The Investment Committee at Zacks has identified Uber as a top stock to watch for the second half of the year, indicating potential growth opportunities or significant developments on the horizon. Investors are advised to closely monitor Uber's strategic moves and performance, as these could impact its stock value.
Wall Street analysts play a crucial role in shaping investor decisions. Uber holds an average brokerage recommendation (ABR) of 1.48, suggesting a position between Strong Buy and Buy. Out of 50 brokerage firms, 36 have rated Uber as a Strong Buy, and four as a Buy, reflecting strong positive sentiment among analysts.
Currently, Uber's stock trades at $83.37, experiencing a 1.64% decrease with a $1.39 drop. The stock's daily range is between $82.31 and $86.47, with a 52-week high of $93.60 and a low of $54.84. Uber's market capitalization stands at approximately $174.34 billion, with a trading volume of 19,979,992 shares today.
 
				Uber Technologies (NYSE:UBER) is a leading player in the ride-hailing industry, known for its innovative approach to transportation. The company offers a platform that connects riders with drivers, providing a convenient and efficient way to travel. Uber faces competition from other ride-hailing services like Lyft and emerging technologies such as Tesla's robotaxi service.
On May 30, 2025, Morgan Stanley updated its rating for Uber to "Outperform," with the stock priced at $83.61. This rating suggests that Morgan Stanley expects Uber to perform better than the overall market. However, despite this positive outlook, Uber's stock has faced challenges due to competitive pressures.
Recently, Uber's stock price experienced a decline, falling to $82.93, its lowest point since May 12. This drop is largely due to concerns over Tesla's advancements in the robotaxi sector, which could impact Uber's market share. Tesla's CEO, Elon Musk, announced successful tests of self-driving Model Y cars, raising fears about Uber's future dominance.

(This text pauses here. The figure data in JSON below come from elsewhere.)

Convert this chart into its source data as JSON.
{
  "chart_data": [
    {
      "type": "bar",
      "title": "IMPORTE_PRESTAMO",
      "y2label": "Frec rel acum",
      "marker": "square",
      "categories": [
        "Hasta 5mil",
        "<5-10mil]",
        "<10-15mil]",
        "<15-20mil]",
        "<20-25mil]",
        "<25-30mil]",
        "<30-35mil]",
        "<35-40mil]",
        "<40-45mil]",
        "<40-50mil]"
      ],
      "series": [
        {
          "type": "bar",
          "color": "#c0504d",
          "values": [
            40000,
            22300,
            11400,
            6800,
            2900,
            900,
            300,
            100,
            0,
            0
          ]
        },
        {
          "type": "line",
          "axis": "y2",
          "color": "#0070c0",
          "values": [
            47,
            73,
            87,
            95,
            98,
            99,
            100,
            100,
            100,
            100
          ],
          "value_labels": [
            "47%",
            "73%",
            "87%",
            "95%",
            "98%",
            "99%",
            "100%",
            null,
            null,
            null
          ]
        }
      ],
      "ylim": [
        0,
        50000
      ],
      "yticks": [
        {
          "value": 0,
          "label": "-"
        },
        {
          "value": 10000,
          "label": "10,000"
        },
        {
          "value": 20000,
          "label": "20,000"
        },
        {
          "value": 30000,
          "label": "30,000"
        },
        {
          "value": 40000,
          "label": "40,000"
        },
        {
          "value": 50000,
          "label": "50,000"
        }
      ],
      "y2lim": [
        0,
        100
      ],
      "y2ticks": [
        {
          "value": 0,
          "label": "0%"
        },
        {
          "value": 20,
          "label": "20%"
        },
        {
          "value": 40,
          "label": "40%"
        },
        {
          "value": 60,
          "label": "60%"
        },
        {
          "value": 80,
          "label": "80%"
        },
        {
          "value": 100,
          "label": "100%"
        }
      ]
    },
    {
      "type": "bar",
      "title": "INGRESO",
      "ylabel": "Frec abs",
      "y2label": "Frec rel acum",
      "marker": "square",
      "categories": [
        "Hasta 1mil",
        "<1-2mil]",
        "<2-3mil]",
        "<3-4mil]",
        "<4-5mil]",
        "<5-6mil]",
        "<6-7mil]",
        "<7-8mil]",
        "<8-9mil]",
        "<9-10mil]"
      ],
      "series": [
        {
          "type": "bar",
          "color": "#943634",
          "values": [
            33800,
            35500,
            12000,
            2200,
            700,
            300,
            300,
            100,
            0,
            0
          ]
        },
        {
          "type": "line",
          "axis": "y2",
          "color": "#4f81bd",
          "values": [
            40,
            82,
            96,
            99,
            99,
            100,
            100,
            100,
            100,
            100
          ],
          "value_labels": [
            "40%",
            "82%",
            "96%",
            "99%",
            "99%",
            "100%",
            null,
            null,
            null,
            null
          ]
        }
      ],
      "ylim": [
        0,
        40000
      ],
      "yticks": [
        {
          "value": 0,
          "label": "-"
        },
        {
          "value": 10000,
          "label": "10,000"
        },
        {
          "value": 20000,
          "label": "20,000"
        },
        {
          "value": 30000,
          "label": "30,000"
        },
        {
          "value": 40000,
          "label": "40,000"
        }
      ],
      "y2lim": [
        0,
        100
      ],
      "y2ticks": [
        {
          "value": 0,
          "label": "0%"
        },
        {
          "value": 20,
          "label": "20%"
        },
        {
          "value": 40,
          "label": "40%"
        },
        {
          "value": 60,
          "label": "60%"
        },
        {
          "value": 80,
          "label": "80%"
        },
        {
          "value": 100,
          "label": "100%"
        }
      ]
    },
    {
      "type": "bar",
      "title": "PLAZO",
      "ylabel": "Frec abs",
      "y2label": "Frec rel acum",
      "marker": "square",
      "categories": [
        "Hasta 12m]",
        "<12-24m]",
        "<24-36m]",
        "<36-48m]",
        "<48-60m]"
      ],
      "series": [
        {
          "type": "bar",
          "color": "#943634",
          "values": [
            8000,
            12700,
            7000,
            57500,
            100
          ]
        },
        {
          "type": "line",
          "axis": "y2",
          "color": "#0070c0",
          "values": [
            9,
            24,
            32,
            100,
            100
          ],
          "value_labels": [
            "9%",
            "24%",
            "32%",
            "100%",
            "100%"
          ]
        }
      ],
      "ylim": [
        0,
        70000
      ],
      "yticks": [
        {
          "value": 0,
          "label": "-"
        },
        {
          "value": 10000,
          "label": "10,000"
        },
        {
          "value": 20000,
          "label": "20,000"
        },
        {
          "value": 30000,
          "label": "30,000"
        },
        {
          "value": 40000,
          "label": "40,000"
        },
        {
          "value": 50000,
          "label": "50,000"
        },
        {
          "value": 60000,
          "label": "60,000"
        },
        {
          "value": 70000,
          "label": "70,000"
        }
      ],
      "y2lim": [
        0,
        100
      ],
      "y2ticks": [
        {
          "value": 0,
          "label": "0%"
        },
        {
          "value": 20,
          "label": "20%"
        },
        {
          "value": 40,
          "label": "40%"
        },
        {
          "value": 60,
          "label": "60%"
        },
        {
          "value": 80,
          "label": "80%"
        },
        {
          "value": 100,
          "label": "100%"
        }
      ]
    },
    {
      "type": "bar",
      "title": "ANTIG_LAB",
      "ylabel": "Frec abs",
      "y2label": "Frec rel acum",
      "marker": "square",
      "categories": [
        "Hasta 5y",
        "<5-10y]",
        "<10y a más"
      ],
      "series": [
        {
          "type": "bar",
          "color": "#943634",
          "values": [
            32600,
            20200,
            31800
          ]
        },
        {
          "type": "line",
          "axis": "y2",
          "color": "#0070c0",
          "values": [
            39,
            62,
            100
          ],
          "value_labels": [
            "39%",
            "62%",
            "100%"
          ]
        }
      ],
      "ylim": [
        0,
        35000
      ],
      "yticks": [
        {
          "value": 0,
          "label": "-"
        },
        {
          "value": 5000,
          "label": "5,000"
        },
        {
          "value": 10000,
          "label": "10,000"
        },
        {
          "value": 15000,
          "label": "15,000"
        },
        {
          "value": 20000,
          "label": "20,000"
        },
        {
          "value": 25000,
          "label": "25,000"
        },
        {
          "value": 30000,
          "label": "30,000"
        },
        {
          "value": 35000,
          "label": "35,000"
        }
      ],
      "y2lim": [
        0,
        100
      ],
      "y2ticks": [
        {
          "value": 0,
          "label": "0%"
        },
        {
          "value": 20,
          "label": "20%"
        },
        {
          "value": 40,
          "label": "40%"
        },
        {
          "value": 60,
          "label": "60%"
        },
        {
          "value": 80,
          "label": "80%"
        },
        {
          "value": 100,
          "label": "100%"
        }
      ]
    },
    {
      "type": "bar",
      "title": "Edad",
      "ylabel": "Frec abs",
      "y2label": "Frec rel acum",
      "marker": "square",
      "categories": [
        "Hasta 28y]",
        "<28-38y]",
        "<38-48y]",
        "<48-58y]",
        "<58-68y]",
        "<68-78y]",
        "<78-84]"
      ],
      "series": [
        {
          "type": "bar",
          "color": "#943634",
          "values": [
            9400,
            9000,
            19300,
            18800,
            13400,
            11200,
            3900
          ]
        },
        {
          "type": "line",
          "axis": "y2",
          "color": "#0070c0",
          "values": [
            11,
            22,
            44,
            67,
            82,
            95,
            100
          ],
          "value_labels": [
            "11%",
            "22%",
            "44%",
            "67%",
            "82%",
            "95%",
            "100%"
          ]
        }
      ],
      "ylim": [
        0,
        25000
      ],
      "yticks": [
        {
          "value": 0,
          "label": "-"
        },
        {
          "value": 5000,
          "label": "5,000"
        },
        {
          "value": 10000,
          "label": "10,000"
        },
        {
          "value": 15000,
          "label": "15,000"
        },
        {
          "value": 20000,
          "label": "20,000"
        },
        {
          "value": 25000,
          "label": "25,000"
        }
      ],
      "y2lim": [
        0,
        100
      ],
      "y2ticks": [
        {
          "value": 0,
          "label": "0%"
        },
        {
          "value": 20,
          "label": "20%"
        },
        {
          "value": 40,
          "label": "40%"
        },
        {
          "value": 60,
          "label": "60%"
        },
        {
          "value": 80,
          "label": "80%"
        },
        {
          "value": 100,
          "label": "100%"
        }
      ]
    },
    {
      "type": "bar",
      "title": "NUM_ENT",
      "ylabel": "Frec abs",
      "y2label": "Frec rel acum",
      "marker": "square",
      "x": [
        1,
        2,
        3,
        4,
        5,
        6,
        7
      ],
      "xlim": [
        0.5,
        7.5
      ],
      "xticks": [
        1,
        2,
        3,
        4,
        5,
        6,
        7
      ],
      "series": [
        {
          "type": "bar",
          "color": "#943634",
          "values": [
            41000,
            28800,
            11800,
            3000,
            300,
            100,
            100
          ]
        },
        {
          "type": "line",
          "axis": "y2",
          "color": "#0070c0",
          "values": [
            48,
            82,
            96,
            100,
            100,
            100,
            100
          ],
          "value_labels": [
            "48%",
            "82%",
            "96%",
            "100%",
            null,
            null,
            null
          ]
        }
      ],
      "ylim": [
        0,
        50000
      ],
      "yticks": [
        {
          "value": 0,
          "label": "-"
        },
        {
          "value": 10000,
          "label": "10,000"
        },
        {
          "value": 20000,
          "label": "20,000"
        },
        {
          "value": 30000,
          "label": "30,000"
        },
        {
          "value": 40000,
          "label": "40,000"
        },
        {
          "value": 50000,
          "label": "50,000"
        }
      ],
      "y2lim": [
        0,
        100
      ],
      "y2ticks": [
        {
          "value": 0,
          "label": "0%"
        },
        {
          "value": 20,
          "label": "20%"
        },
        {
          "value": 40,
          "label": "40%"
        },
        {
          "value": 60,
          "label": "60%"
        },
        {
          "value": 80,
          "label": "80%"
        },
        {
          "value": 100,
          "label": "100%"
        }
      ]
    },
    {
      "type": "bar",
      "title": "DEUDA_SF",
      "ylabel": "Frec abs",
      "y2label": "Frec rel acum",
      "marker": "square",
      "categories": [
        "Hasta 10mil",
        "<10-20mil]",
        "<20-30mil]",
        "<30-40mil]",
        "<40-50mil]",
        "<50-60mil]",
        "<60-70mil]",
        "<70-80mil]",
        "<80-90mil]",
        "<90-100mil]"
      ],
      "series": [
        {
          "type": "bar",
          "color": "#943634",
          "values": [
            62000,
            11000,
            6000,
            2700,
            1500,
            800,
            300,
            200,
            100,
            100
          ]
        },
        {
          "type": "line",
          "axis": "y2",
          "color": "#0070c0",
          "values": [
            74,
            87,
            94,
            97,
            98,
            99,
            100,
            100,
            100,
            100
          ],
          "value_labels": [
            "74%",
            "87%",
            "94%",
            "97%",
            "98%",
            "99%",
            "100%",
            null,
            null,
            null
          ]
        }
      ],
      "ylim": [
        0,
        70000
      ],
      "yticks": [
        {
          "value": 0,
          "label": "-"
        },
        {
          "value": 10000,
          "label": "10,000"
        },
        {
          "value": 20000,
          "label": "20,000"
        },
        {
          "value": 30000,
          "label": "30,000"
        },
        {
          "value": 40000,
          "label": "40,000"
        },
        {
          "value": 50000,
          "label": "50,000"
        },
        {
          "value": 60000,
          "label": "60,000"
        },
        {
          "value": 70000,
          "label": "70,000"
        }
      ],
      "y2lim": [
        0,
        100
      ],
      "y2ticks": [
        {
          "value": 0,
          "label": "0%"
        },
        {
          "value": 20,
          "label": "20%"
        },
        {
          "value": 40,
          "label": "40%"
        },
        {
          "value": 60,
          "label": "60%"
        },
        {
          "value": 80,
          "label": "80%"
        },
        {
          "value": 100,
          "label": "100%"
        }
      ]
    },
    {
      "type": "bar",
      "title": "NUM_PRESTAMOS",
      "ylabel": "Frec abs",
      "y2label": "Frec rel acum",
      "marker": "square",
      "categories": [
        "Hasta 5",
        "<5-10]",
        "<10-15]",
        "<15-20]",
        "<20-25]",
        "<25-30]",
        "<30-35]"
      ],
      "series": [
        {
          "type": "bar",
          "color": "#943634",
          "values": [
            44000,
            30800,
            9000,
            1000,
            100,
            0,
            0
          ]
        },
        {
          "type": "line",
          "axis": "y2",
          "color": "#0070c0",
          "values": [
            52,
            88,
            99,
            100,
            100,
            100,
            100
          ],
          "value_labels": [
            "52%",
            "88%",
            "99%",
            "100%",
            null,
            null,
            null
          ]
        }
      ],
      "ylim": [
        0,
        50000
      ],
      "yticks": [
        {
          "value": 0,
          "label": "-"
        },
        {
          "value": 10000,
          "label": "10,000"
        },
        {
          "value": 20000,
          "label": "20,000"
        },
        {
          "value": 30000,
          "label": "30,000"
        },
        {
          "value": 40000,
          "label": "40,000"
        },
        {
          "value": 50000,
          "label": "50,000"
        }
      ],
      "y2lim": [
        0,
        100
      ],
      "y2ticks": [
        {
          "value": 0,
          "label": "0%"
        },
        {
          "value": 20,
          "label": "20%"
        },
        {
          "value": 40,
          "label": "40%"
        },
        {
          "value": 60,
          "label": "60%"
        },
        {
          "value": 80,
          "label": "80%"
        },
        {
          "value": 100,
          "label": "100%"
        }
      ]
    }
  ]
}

The news of Tesla's impending robotaxi launch in Austin on June 12, as reported by Bloomberg, has intensified these concerns. Uber's stock fell over 4% to $84.05, dropping below its 21-day moving average. This development has reignited investor worries about the potential impact of robotaxis on Uber's market position.
Despite these challenges, Uber maintains a strong market presence with a market capitalization of approximately $174.84 billion. The stock has fluctuated between $82.52 and $84.65 during the day, reflecting the market's reaction to the competitive landscape. As the ride-hailing industry evolves, Uber continues to navigate the challenges posed by emerging technologies.